Here is a detailed guide to
understand the commonly made errors and how businesses can avoid them to ensure
a smooth VAT filing.
1.
The
most basic mistake one makes when filing tax or returns is failing to register
their VAT. It is also possible that they remember to file the VAT but do so
incorrectly. If your business has a turnover of over AED 375,000, you need to
have a VAT and add it while filing. In case you don’t do so, you will attract
penalties. You can avoid this mistake and save yourself from these penalties.
The first part of avoiding this mistake is to continuously check the turnover.
This will help you ensure you register the VAT on time and meet the threshold
rules. You should ideally track the turnover so that you don’t miss on the
deadline. Lastly, make sure you voluntarily register for this VAT as soon as
you reach AED 187500.
2.
The
second mistake you make regarding filing of taxes during business setup in
Dubai is erroneous VAT calculation. This is a common issue that can cause over
or under payment of taxes. The mistake occurs when the filer tends to
incorrectly calculate the VAT rate or misclassifies the goods or services. It
also occurs when the user records taxable or non-taxable transactions. To avoid
this mistake, you must double check the VAT when calculating it and filing the
returns. You can also minimize the errors by using a software that offers to
calculate VAT compliances. Applying correct VAT and classifying the goods and
services according to the defined standards. When you train your financial team
on VAT rules regularly and keep them updated, you can reduce these errors.
3.
Another
common tax and return filing in UAE mistake is to apply VAT taxes on expenses
that aren’t eligible for the same. For instance, VAT cannot be applied to
personal expenses, entertainment and similar items. If you do that, it can
cause discrepancies in the filing.
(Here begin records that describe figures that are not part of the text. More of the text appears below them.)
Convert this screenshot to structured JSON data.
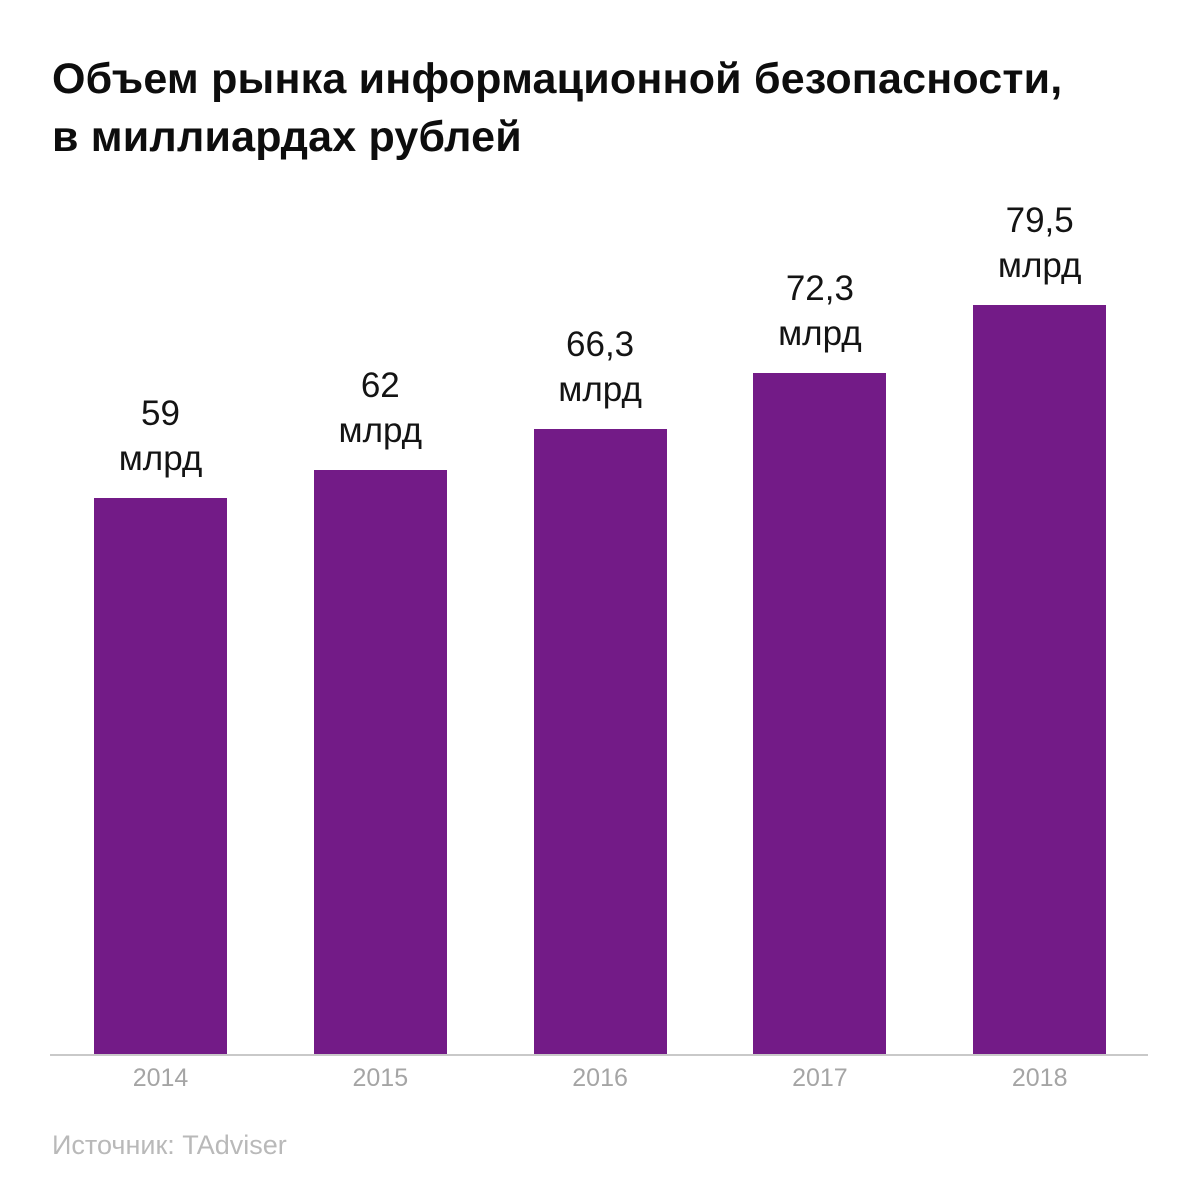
{
  "title": "Объем рынка информационной безопасности,\nв миллиардах рублей",
  "source": "Источник: TAdviser",
  "unit_label": "млрд",
  "colors": {
    "bar": "#731B87",
    "title_text": "#0d0d0d",
    "value_label_text": "#141414",
    "year_label_text": "#a5a5a5",
    "source_text": "#b9b9b9",
    "baseline": "#c9c9c9",
    "background": "#ffffff"
  },
  "chart_data": {
    "type": "bar",
    "title": "Объем рынка информационной безопасности, в миллиардах рублей",
    "categories": [
      "2014",
      "2015",
      "2016",
      "2017",
      "2018"
    ],
    "values": [
      59,
      62,
      66.3,
      72.3,
      79.5
    ],
    "value_display_labels": [
      "59",
      "62",
      "66,3",
      "72,3",
      "79,5"
    ],
    "value_unit": "млрд",
    "xlabel": "",
    "ylabel": "млрд рублей",
    "ylim": [
      0,
      85
    ],
    "grid": false,
    "legend": false,
    "data_labels": "above-bars",
    "source": "Источник: TAdviser"
  }
}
You can avoid this mistake by reviewing the
list of expenses and finding the items that are eligible for VAT recovery. You
must ensure you read the rules outlined by Federal Tax Authority (FTA). When
you keep clean and clear records of all your business purchases, and VAT
invoices in sync with FTA requirements, you will ensure adding valid VAT
invoices.
4.
The
next common mistake is a failure to submit the returns on time. If you submit
the VAT returns late, and frequently, it can cause major issues. The reason for
this delay could be improper planning and inadequate record management. When
you file the VAT late, it can lead to penalties and red flags with the tax
authorities. To avoid this mistake when you opt for business setup in Dubai,
you must mark the dates for VAT submission. This advance reminder can help you
stay on track and be at the top of your deadlines.